Industry speculation continues around a possible future merger with Porter Airlines. Such a merger could reshape Canadian transborder capacity, though Porter has also been affected by declining U.S. demand. Porter is interesting because of its fleet focus on the Embraer E195-E2. This smaller aircraft allows it to reach anywhere across the US from Canada at lower trip costs than with the bigger Canadian airlines.

Just as Air Transat uses the A321 to operate thin routes to Europe, the E2 enables the same tactic across the US. A combination of these two does generate interesting opportunities.
Bottom Line
Air Transat’s complete U.S. exit—from nine routes at peak to zero by June 2026—represents the most dramatic airline response yet to declining Canada-U.S. tourism. The routes account for only 1% of capacity; the symbolic impact is just that. If Canada’s ‘World’s Best Leisure Airline’ (three years running) no longer finds U.S. leisure travel viable, that may reflect more on its ability to identify better opportunities across the Atlantic.
The “Snowbird” routes that filled Canadian retirees’ winters in Florida are not disappearing. They’re just seeing more options, and Air Transat may not offer the optimal choice.
For example, Porter now offers 18 US destinations. While Air Transat exits the US, Porter is adding three new U.S. routes (Nashville + 2x Boston). It is maintaining 18 U.S. destinations, growing overall capacity by 20%, and extending winter sun routes into summer.

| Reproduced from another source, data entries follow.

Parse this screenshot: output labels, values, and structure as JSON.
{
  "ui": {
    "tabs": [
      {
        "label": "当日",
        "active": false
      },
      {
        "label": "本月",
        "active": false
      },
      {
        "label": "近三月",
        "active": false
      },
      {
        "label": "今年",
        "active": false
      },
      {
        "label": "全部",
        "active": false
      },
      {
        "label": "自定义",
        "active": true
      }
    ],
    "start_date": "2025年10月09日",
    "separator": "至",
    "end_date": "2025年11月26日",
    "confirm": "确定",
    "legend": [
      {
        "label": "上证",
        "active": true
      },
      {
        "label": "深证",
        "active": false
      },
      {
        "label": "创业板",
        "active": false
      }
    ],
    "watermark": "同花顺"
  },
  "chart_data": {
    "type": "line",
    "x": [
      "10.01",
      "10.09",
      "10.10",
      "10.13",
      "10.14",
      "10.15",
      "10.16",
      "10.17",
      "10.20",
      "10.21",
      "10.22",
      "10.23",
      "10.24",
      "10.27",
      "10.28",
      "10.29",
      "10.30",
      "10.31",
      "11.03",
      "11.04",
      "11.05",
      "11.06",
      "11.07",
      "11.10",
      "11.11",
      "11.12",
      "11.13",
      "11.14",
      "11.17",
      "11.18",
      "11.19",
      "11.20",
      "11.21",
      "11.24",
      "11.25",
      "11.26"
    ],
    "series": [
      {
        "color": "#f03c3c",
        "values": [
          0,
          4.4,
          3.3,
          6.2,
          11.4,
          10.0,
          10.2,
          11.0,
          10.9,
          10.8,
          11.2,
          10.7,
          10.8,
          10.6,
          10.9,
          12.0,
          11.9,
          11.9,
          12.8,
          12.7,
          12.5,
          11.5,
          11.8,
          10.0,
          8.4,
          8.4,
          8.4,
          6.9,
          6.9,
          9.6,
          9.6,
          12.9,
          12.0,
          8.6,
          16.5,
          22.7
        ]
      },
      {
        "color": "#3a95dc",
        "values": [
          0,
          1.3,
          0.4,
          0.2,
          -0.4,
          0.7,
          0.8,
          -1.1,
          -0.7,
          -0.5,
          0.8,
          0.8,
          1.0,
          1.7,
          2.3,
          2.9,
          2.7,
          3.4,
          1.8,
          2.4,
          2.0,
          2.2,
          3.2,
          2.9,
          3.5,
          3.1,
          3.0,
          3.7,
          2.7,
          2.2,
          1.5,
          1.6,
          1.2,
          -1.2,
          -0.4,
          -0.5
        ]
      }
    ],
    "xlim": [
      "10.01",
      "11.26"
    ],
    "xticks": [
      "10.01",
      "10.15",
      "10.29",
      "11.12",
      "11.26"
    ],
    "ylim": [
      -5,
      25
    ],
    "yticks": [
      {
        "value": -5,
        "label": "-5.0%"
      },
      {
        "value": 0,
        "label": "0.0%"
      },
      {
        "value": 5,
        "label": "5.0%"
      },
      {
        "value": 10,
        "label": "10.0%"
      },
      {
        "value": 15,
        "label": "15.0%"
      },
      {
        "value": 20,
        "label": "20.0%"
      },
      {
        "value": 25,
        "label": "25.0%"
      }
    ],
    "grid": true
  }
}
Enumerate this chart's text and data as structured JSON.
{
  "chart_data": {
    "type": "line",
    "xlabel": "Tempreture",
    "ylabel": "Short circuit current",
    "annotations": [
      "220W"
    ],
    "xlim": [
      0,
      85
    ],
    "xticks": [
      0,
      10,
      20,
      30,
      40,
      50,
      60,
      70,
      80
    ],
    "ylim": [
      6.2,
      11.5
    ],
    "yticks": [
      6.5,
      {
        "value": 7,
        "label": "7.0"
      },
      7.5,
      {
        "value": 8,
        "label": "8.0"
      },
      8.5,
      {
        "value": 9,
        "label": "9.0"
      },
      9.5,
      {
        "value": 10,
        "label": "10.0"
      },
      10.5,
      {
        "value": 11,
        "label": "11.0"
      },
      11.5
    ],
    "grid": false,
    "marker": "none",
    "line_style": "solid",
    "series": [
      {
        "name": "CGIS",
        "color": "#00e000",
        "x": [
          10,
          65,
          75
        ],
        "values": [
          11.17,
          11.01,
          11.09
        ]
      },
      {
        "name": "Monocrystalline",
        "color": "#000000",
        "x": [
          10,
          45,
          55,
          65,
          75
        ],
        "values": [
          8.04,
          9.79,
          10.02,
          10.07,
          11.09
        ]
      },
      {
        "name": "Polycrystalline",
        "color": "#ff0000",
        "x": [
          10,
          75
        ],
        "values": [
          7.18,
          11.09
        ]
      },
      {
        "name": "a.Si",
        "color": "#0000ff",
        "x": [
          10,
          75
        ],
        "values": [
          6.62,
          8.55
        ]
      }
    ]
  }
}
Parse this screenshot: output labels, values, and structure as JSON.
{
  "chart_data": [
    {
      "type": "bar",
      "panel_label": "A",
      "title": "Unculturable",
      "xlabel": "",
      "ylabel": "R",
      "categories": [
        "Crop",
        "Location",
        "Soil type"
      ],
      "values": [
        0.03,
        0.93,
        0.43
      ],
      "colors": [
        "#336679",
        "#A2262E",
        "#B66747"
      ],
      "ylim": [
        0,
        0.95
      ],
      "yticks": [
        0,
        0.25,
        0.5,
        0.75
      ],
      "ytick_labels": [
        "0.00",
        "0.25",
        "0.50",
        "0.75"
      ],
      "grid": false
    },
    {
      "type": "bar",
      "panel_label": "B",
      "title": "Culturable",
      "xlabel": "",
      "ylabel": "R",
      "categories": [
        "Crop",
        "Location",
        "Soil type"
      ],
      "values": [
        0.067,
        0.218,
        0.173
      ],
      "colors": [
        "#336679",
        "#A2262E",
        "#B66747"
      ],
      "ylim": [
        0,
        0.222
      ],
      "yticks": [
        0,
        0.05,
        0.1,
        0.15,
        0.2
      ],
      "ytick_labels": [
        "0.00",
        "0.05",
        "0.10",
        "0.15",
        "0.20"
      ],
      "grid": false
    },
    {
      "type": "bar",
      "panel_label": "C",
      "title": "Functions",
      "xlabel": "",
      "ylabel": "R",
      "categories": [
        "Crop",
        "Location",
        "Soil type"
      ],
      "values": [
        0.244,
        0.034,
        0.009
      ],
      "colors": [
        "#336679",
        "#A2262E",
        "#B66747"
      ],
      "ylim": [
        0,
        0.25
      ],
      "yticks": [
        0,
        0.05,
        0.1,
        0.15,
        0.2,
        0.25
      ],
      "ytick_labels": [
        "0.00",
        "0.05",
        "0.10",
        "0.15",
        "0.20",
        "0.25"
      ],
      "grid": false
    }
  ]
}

Porter’s Summer 2026 US schedule proves that transborder demand hasn’t collapsed uniformly — perhaps it’s polarized by passenger segment. Perhaps budget-conscious Canadian leisure travelers are abandoning the US, while business travelers and premium leisure passengers continue flying (hence Porter’s expansion).
The Nashville addition is particularly strategic—it’s a booming business-and-leisure hybrid market that aligns perfectly with Porter’s premium positioning. Same with Boston from multiple Canadian hubs.
Porter isn’t immune to political tensions, but their business model is far less vulnerable than Air Transat’s pure sun-destination leisure focus. If tariffs ease or Canada-U.S. relations normalize, Porter is positioned to capture the recovery. Air Transat may end up needing a Porter relationship.